Tão logo alcançando a sua estabilidade financeira, tornou-se “muro de arrimo” de toda família. O salário que recebia poderia lhe garantir uma vida com muito mais conforto do que tinha, mas a sua generosidade transbordante sempre fez com que uma boa fatia de seus rendimentos fosse gasta com a família. Solteira, dedicou-se aos sobrinhos, à irmã (Irene), que lutou com sérios e dispendiosos tratamentos cardíacos, e aos filhos de uma amiga que morava com ela em Botafogo, e que foram acolhidos como os filhos que a vida lhe deu. Mãe de todas e todos, viveu e vive a vida para cuidar do outro no sentido mais fraterno que essa palavra pode ter: foi babá, doméstica, camareira e enfermeira, profissões que exigem o dom do amor e da dedicação constante ao outro.  
 
Minhas memórias de Natal na roça não existem sem ela. Em dezembro, chegava de malas prontas, repleta de presentes, brinquedos, balas, biscoitos de muitas variedades e enfeites de Natal. Fartura pouca, bobagem! Meu 4o. bimestre na escola já insinuava sua presença. Já podia sentir a boa ansiedade me invadir nos últimos meses do ano. Por volta da segunda semana de dezembro, eu e meus irmãos subíamos no alto do morro e aguardávamos o ônibus Belvedere dobrar a curva da estrada, na expectativa de vê-lo parar na encruzilhada logo em frente. A certeza da parada nunca tínhamos, já que não podíamos contar com a informação instantânea que a tecnologia hoje nos traz. No início dos anos 1990, a comunicação na roça era precaríssima: não tínhamos telefone fixo, não tínhamos energia elétrica, muito menos sonhávamos com um “trem” esquisito e alienígena chamado celular. Coração saindo pela boca, sentíamos pelo ronco do motor do ônibus que ele, infelizmente, não ia parar. Decepção arrebatadora. Fazer o quê?! Mas a espera continuava… Até que, na semana seguinte, o “busão” finalmente parava… À parada do motor respondíamos com a descida disparada pelo morro, rumo ao seu encontro. Abraços, beijos, malas e sacolas se misturavam. Cheirinho de tia Adélia no ar, estávamos certos de que o clima natalino havia começado. 

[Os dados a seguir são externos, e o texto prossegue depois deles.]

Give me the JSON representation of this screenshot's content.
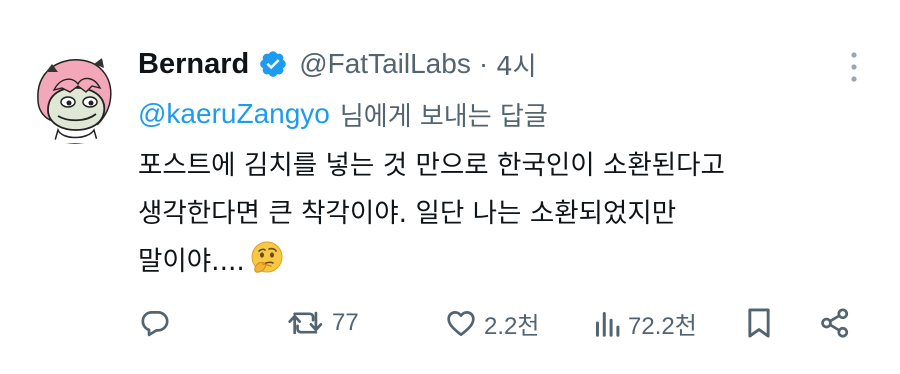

Tia Adélia passava Natal e Ano Novo lá no sítio. Sua presença significava mudança de rotina: trabalhava ao ritmo das músicas de seu ídolo, o rei Roberto Carlos, introduziu o hábito de montarmos árvore de Natal com galho de goiabeira, limpava e enfeitava com flores a nossa capelinha de Nossa Senhora Aparecida, e realizava as famosas caminhadas matinais pelas estradas de terra esburacadas. Depois dos quarenta, tornou-se amante da atividade física: aprendeu a nadar, nadou na Argentina, começou a correr, etc. Também gostava de visitar os amigos da redondeza. Era uma forma de manter vivo o passado e relembrar as origens mineiras, que nunca se perderam em meio às “carioquices”. Do bom e velho costume mineiro, manteve o herdado de seu avô: rezar o terço. Nas noites de Natal e Ano Novo, sempre fez questão de rezá-lo conosco, com a família reunida na sala. E ainda mantemos essa tradição viva, mesmo nas ocasiões em que não podemos contar com a sua presença. 

 
Por mais de três décadas, morou numa casa localizada na Vila Santa Clara, na rua São Clemente, em Botafogo (RJ). Há poucos metros da Casa de Rui Barbosa e repleto de casarões antigos, o endereço me fascinava pela inigualável combinação do antigo com o moderno. Como não me lembrar das férias escolares no janeiro carioca? Da minha primeira ida a uma praia, na Praia Vermelha, do bondinho, do pão-de-açúcar, daquele exuberante céu azul, que se confunde com a cor de seus olhos?  

 
Sempre entusiasta dos meus estudos, guardo carinhosamente as fotos que tirou das minhas formaturas (desde o ensino fundamental). Fotos estas acompanhadas das carinhosas e elogiosas dedicatórias de incentivo, escritas com aquela letra linda e estilosa, que inspirou minha irmã e, depois, a mim. Por ela e por todas as mulheres guerreiras da minha família, eu insisto, persisto e resisto nessa prazerosa e árdua caminhada. Com ela, aprendi que os estudos nos emancipam e nos dão um pouco de dignidade nesse país dominado por uma “elite do atraso”, que, diuturnamente, impõe barreiras infinitas para que o pobre não tenha voz e vez. Continuo pobre, mas orgulhoso de minhas origens e das grandiosas pequenas coisas que conquistei com meus estudos. Com ela também aprendi a respeitar, valorizar e exercer com responsabilidade a missão de um funcionário público. Aposentada na compulsória (ou “expulsória”, como ela ironicamente diz), dedicou-se com louvor, afinco e amor a essa missão. 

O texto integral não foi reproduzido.